Les titres et fonctions varient d’une entreprise à une autre. Mais pour Maja, les managers chez Trustpair peuvent être définis ainsi :

  • ce sont des leaders inspirants,

  • ils sont là pour leur équipe, dans une posture plutôt de coach,

  • ils ne micro-managent pas, au contraire ils sont là pour promouvoir une culture d'autonomie, de leadership, d'ownership et de confiance.

Chacun est donc en quelque sorte son propre manager, chacun s'organise comme il veut, et les managers sont là tout simplement pour suivre les personnes, pour les aider. Pour Maja cela pourrait se résumer par cette phrase qui l’inspire beaucoup et appliquée chez Trustpair :

Un manager c'est quelqu'un qui accompagne les gens dans leur réussite

LES QUALITÉS REQUISES POUR ETRE UN BON MANAGER


Être un bon manager n’est pas forcément évident, il peut se poser ce type de questions :

  • Est ce que je dois faire comme les managers que j'ai eu, ou est-ce que je dois développer mon propre style ?

  • Est-ce que je dois être autoritaire avec mes équipes, ou au contraire je dois être le copain de mes équipes ?

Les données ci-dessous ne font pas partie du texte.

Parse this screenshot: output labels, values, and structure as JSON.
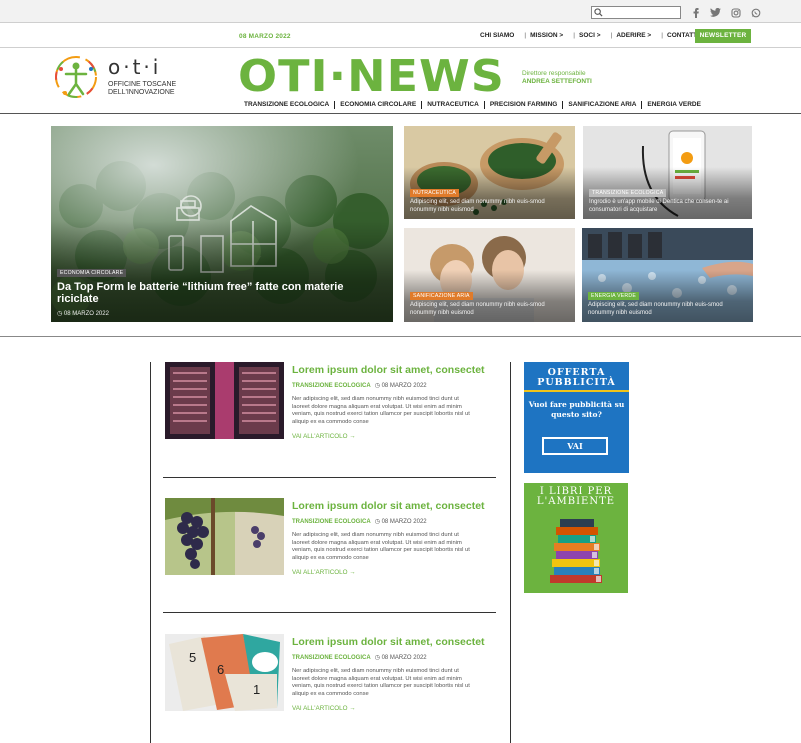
{
  "topbar": {
    "search_placeholder": "",
    "socials": [
      "facebook-icon",
      "twitter-icon",
      "instagram-icon",
      "whatsapp-icon"
    ]
  },
  "nav": {
    "date": "08 MARZO 2022",
    "items": [
      "CHI SIAMO",
      "MISSION >",
      "SOCI >",
      "ADERIRE >",
      "CONTATTI"
    ],
    "newsletter": "NEWSLETTER"
  },
  "header": {
    "logo_name": "o·t·i",
    "logo_sub1": "OFFICINE TOSCANE",
    "logo_sub2": "DELL'INNOVAZIONE",
    "brand": "OTI·NEWS",
    "director_label": "Direttore responsabile",
    "director_name": "ANDREA SETTEFONTI",
    "categories": [
      "TRANSIZIONE ECOLOGICA",
      "ECONOMIA CIRCOLARE",
      "NUTRACEUTICA",
      "PRECISION FARMING",
      "SANIFICAZIONE ARIA",
      "ENERGIA VERDE"
    ]
  },
  "hero": {
    "main": {
      "badge": "ECONOMIA CIRCOLARE",
      "title": "Da Top Form le batterie “lithium free” fatte con materie riciclate",
      "date": "08 MARZO 2022"
    },
    "tiles": [
      {
        "badge": "NUTRACEUTICA",
        "excerpt": "Adipiscing elit, sed diam nonummy nibh euis-smod   nonummy nibh euismod"
      },
      {
        "badge": "TRANSIZIONE ECOLOGICA",
        "excerpt": "Ingrodio è un'app mobile di Dentica che consen-te ai consumatori di acquistare"
      },
      {
        "badge": "SANIFICAZIONE ARIA",
        "excerpt": "Adipiscing elit, sed diam nonummy nibh euis-smod   nonummy nibh euismod"
      },
      {
        "badge": "ENERGIA VERDE",
        "excerpt": "Adipiscing elit, sed diam nonummy nibh euis-smod   nonummy nibh euismod"
      }
    ]
  },
  "articles": [
    {
      "title": "Lorem ipsum dolor sit amet, consectet",
      "category": "TRANSIZIONE ECOLOGICA",
      "date": "08 MARZO 2022",
      "excerpt": "Ner adipiscing elit, sed diam nonummy nibh euismod tinci dunt ut laoreet dolore magna aliquam erat volutpat. Ut wisi enim ad minim veniam, quis nostrud exerci tation ullamcor per suscipit lobortis nisl ut aliquip ex ea commodo conse",
      "more": "VAI ALL'ARTICOLO"
    },
    {
      "title": "Lorem ipsum dolor sit amet, consectet",
      "category": "TRANSIZIONE ECOLOGICA",
      "date": "08 MARZO 2022",
      "excerpt": "Ner adipiscing elit, sed diam nonummy nibh euismod tinci dunt ut laoreet dolore magna aliquam erat volutpat. Ut wisi enim ad minim veniam, quis nostrud exerci tation ullamcor per suscipit lobortis nisl ut aliquip ex ea commodo conse",
      "more": "VAI ALL'ARTICOLO"
    },
    {
      "title": "Lorem ipsum dolor sit amet, consectet",
      "category": "TRANSIZIONE ECOLOGICA",
      "date": "08 MARZO 2022",
      "excerpt": "Ner adipiscing elit, sed diam nonummy nibh euismod tinci dunt ut laoreet dolore magna aliquam erat volutpat. Ut wisi enim ad minim veniam, quis nostrud exerci tation ullamcor per suscipit lobortis nisl ut aliquip ex ea commodo conse",
      "more": "VAI ALL'ARTICOLO"
    }
  ],
  "sidebar": {
    "ad_title_1": "OFFERTA",
    "ad_title_2": "PUBBLICITÀ",
    "ad_text": "Vuoi fare pubblicità su questo sito?",
    "ad_button": "VAI",
    "books_title_1": "I LIBRI PER",
    "books_title_2": "L'AMBIENTE"
  },
  "colors": {
    "accent_green": "#6cb33f",
    "ad_blue": "#1e74c2",
    "ad_gold": "#f0c419",
    "badge_orange": "#e07b2a"
  }
}
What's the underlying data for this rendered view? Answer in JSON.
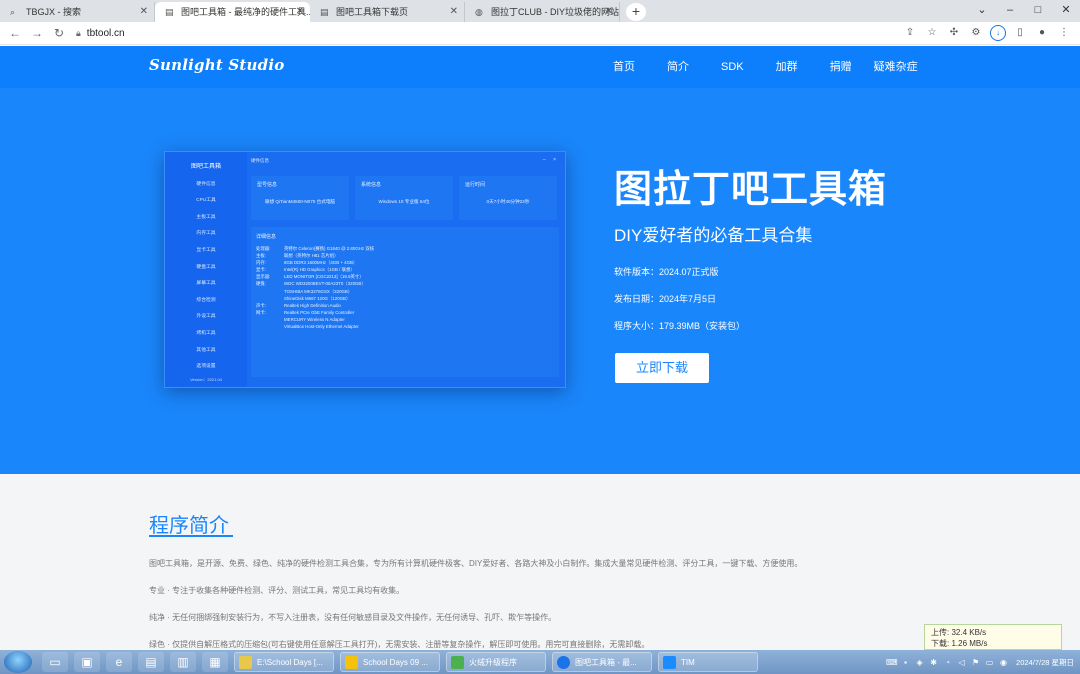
{
  "browser": {
    "tabs": [
      {
        "title": "TBGJX - 搜索",
        "icon": "search-icon",
        "active": false
      },
      {
        "title": "图吧工具箱 - 最纯净的硬件工具...",
        "icon": "page-icon",
        "active": true
      },
      {
        "title": "图吧工具箱下载页",
        "icon": "page-icon",
        "active": false
      },
      {
        "title": "图拉丁CLUB - DIY垃圾佬的网站",
        "icon": "globe-icon",
        "active": false
      }
    ],
    "new_tab": "+",
    "url": "tbtool.cn"
  },
  "site": {
    "logo": "Sunlight Studio",
    "nav": [
      "首页",
      "简介",
      "SDK",
      "加群",
      "捐赠",
      "疑难杂症"
    ]
  },
  "hero": {
    "title": "图拉丁吧工具箱",
    "subtitle": "DIY爱好者的必备工具合集",
    "version": "软件版本：2024.07正式版",
    "release_date": "发布日期：2024年7月5日",
    "size": "程序大小：179.39MB（安装包）",
    "download": "立即下载",
    "app_preview": {
      "sidebar_title": "图吧工具箱",
      "sidebar_items": [
        "硬件信息",
        "CPU工具",
        "主板工具",
        "内存工具",
        "显卡工具",
        "硬盘工具",
        "屏幕工具",
        "综合检测",
        "外设工具",
        "烤机工具",
        "其他工具",
        "选项设置"
      ],
      "version": "Version：2021.04",
      "header": "硬件信息",
      "cards": [
        {
          "title": "型号信息",
          "value": "联想 QiTianM4500-N070 台式电脑"
        },
        {
          "title": "系统信息",
          "value": "Windows 10 专业版 64位"
        },
        {
          "title": "运行时间",
          "value": "0天7小时40分钟22秒"
        }
      ],
      "detail_title": "详细信息",
      "details": [
        {
          "k": "处理器:",
          "v": "英特尔 Celeron(赛扬) G1840 @ 2.80GHz 双核"
        },
        {
          "k": "主板:",
          "v": "联想（英特尔 H81 芯片组）"
        },
        {
          "k": "内存:",
          "v": "8GB DDR3 1600MHz（4GB + 4GB）"
        },
        {
          "k": "显卡:",
          "v": "Intel(R) HD Graphics（1GB / 联想）"
        },
        {
          "k": "显示器:",
          "v": "LED MONITOR [CGC2213]（19.5英寸）"
        },
        {
          "k": "硬盘:",
          "v": "WDC WD3200BEVT-00A23T0（320GB）"
        },
        {
          "k": "",
          "v": "TOSHIBA MK3276GSX（320GB）"
        },
        {
          "k": "",
          "v": "ShineDisk M667 120G（120GB）"
        },
        {
          "k": "声卡:",
          "v": "Realtek High Definition Audio"
        },
        {
          "k": "网卡:",
          "v": "Realtek PCIe GbE Family Controller"
        },
        {
          "k": "",
          "v": "MERCURY Wireless N Adapter"
        },
        {
          "k": "",
          "v": "VirtualBox Host-Only Ethernet Adapter"
        }
      ]
    }
  },
  "intro": {
    "heading": "程序简介",
    "paragraphs": [
      "图吧工具箱，是开源、免费、绿色、纯净的硬件检测工具合集，专为所有计算机硬件极客、DIY爱好者、各路大神及小白制作。集成大量常见硬件检测、评分工具，一键下载、方便使用。",
      "专业 · 专注于收集各种硬件检测、评分、测试工具，常见工具均有收集。",
      "纯净 · 无任何捆绑强制安装行为，不写入注册表，没有任何敏感目录及文件操作，无任何诱导、孔吓、欺乍等操作。",
      "绿色 · 仅提供自解压格式的压缩包(可右键使用任意解压工具打开)，无需安装、注册等复杂操作，解压即可使用。用完可直接删除，无需卸载。"
    ]
  },
  "speed_widget": {
    "up": "上传: 32.4 KB/s",
    "down": "下载: 1.26 MB/s"
  },
  "taskbar": {
    "tasks": [
      {
        "label": "E:\\School Days [...",
        "color": "#e8c84a"
      },
      {
        "label": "School Days 09 ...",
        "color": "#f4c20d"
      },
      {
        "label": "火绒升级程序",
        "color": "#4caf50"
      },
      {
        "label": "图吧工具箱 - 最...",
        "color": "#1a73e8"
      },
      {
        "label": "TIM",
        "color": "#1a8cff"
      }
    ],
    "date": "2024/7/28 星期日"
  }
}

  • Leadership, charisme, vision et framework

On le verra plus en détail dans la partie recrutement, mais déjà le candidat doit savoir pourquoi il postule, il doit donc avoir une vision et son propre framework, et avoir une capacité à embarquer les gens, donc du leadership et du charisme.

  • Empathie, capacité d’écoute et feedbacks

Qu’est-ce qu’on peut attendre d’un bon manager ? La première chose, c’est tout simplement une capacité d’écoute. Un bon manager doit être extrêmement bienveillant, il doit écouter sans juger, il est là pour les collaborateurs, pour les aider, les tirer vers le haut. Il n’est donc pas là pour les réprimander, mais plutôt leur dire par exemple :

  • Sur quoi peut-on peut se focuser ?

  • Quels peuvent être tes axes d'amélioration ?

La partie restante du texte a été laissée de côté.